The ATV pullers had already cancelled their Friday night event, and Zion Lutheran Church said it would not be selling cheese curds this year, she noted. The coordinator of Sunday’s parade had also stepped down.

In addition, she said the director of Colby High School’s marching band was reluctant to have students participating in the parade or running the cheese curd throwing contest on Sunday.

Organizers of the Jamison Kampmeyer Memorial Run on Saturday were hoping to hold a “virtual” 5K and 10K, but that wasn’t enough to keep the festival as a whole going.

Gurtner said organizers were worried about a major financial loss if attendance was significantly down due to the lack of vendors and activities.

“We all wanted to go ahead, but the deck was stacked against us,” she said.

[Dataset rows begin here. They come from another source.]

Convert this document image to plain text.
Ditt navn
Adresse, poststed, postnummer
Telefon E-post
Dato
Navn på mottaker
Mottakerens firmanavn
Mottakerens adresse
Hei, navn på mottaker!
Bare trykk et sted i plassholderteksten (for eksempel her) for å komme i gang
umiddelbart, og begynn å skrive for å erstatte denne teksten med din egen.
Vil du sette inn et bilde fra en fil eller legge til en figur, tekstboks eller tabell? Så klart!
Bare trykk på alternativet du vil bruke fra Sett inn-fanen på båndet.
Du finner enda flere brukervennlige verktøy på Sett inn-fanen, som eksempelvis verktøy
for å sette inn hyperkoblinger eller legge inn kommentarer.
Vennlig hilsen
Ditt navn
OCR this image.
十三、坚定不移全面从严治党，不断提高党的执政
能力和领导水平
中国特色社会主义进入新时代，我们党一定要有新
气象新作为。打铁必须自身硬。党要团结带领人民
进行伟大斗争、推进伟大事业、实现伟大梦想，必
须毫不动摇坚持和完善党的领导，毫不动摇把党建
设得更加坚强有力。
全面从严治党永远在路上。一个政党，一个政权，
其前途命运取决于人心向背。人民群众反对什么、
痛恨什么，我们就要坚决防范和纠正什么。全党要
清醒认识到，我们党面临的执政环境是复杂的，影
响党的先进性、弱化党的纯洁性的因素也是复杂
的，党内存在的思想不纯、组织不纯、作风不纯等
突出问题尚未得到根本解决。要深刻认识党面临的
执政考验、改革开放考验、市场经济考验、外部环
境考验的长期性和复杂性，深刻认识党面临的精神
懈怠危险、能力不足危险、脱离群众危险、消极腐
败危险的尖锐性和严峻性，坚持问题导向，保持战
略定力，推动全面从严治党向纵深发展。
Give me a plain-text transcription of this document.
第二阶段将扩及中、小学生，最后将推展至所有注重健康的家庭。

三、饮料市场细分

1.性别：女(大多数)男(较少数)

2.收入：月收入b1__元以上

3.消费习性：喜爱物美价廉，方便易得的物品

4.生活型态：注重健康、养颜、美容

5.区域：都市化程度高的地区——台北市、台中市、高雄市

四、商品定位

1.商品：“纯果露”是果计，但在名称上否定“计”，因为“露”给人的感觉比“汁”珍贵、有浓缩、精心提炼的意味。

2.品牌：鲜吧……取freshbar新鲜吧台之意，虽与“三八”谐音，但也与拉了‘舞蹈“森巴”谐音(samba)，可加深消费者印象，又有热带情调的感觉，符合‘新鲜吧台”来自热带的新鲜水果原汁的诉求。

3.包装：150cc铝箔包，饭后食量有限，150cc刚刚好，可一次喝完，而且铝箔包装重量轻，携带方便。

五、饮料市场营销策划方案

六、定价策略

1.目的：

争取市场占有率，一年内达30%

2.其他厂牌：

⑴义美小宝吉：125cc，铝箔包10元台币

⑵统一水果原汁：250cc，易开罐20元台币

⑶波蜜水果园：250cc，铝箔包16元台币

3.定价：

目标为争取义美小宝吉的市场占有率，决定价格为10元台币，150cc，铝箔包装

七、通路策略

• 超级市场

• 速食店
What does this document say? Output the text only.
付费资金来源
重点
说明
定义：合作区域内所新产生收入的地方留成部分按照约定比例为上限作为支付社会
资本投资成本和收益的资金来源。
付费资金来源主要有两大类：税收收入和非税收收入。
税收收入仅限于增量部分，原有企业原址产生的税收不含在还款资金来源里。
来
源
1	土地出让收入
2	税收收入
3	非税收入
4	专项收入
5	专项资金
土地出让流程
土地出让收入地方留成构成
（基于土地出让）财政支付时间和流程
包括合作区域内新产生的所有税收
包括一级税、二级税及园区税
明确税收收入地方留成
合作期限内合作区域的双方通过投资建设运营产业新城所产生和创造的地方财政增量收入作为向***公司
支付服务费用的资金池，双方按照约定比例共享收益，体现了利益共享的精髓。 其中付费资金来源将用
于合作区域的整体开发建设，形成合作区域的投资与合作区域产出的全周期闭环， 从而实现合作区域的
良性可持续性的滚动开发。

According to an online questionnaire conducted by event organizers, 72 percent (489) of the 676 respondents said “yes” to the question of whether or not they planned on attending this year’s Cheese Days. Nineteen percent (129) said they would not be attending due COVID- 19 concerns, and another 58 people (8.6 percent) said they were not attending due to “other reasons.”

Respondents were also asked about their comfort level regarding certain activities, such as riding on carnival rides, watching the parade or attending a music event with a large crowd. More than 65 percent of respondents (404) said they would be “comfortable attending all activities that I have in the past.”

Individual activities fared worse on the comfort level question, however, with less than a third of respondents saying they were OK participating or watching any of the seven specified activities.

Three-quarters of the respondents (503) said they would feel more comfortable about attending if extra hand-washing and sanitization stations were added.

Just under 600 people answered a question directed at food stand or event organizers who were asked if they would have trouble finding people willing to help due to COVID-19. About two-thirds (406) said they did not feel that would be an issue.

One of the options organizers were considering was a condensed one-night event. Of the 649 people who weighed in on that option, 59 percent said they would support a one-night event if the alternative was cancellation, while 41 percent took an all-or-nothing approach.

However, that idea also met with opposition from the health department, acording to the email from Wussow.

“We would not recommend going that route, as that would encourage a larger group of people to get together at the same time,” she wrote. “That option would almost be ‘worse’ than having the normal three-day event.”